Tumolo had unfinished business with the U.S. team on the field, but off of it, she spent time empowering her teammates to achieve their goals. At the same time, she used her growing platform to speak on her identity as a gay women’s lacrosse player and encourage others in the game to have the courage to be themselves.
As her coaching career began, first at Syracuse and then at Florida before moving to Oregon, Tumolo had her sights set on making the 2017 U.S. team heading to the World Cup in England.
After a grueling tryout process, Tumolo was standing on the practice field at Oregon when she got the call from coach Ricky Fried.

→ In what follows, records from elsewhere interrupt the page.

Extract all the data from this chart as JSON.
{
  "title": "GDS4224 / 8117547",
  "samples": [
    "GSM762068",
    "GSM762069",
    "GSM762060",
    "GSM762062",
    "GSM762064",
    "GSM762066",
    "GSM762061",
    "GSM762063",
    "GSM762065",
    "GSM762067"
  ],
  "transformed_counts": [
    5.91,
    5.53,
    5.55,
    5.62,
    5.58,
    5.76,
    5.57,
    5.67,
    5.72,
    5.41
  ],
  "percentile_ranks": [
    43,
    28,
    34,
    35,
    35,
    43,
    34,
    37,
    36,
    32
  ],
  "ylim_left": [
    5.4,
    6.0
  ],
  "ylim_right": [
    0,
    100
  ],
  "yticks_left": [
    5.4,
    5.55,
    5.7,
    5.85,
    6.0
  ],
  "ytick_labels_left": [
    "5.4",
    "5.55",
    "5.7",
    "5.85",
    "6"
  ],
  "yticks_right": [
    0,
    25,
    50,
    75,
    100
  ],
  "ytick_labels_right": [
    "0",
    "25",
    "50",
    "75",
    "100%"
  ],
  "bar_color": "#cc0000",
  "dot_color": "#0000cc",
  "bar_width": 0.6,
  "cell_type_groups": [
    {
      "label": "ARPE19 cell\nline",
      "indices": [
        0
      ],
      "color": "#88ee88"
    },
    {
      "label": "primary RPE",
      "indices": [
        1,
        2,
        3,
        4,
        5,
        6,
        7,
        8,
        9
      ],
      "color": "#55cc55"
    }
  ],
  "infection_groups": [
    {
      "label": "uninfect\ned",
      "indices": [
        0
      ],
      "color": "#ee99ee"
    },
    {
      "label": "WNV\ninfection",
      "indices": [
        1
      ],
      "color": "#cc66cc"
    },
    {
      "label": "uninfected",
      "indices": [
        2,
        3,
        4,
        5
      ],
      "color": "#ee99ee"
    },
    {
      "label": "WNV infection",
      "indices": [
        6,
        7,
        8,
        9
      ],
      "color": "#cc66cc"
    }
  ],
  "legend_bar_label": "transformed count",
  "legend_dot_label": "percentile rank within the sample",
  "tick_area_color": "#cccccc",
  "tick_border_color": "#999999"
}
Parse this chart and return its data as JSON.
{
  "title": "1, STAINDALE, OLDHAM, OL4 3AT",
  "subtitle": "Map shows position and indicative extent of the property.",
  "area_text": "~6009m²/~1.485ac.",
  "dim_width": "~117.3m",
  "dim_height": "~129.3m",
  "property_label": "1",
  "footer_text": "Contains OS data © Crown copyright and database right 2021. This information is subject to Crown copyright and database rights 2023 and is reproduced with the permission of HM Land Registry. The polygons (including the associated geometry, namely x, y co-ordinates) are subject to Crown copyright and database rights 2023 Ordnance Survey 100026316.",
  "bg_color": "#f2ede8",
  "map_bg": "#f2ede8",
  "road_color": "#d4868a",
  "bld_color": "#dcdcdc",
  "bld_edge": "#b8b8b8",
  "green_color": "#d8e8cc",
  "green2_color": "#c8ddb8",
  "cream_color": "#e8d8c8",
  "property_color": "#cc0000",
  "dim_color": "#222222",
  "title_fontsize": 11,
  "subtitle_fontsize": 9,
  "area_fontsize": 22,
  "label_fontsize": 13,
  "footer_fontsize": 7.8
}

“I was at the 30-yard mark on a field, that's how memorable it was,” she joked. “I knew how I felt in 2013, so I kind of was ready for anything. When I answered the phone, he was happy to say that I made the team. It was an incredible feeling. Playing for your country and putting on the red, white and blue is the higher honor.”
Tumolo made the trip to Guildford, England to play for her first gold medal in the summer of 2017. She brought her world-class stick skills, her creativity and energy unmatched in program history. Before each game of the World Cup, sounds of Tumolo singing bounced off the walls of the U.S. locker room.
The go-to pre-game song was “Come on Over” by Christina Aguilera, but she also mixed in the national anthem.
“She would belt out any song that popped into her head," Carr joked.
On the field, she was just as impactful. Tumolo finished the gold-medal run for the U.S. with 12 goals and 17 assists — good for the seventh-best total in a single tournament. She followed the World Cup with another strong performance en route to the U.S. team’s gold medal in lacrosse’s first-ever World Games competition.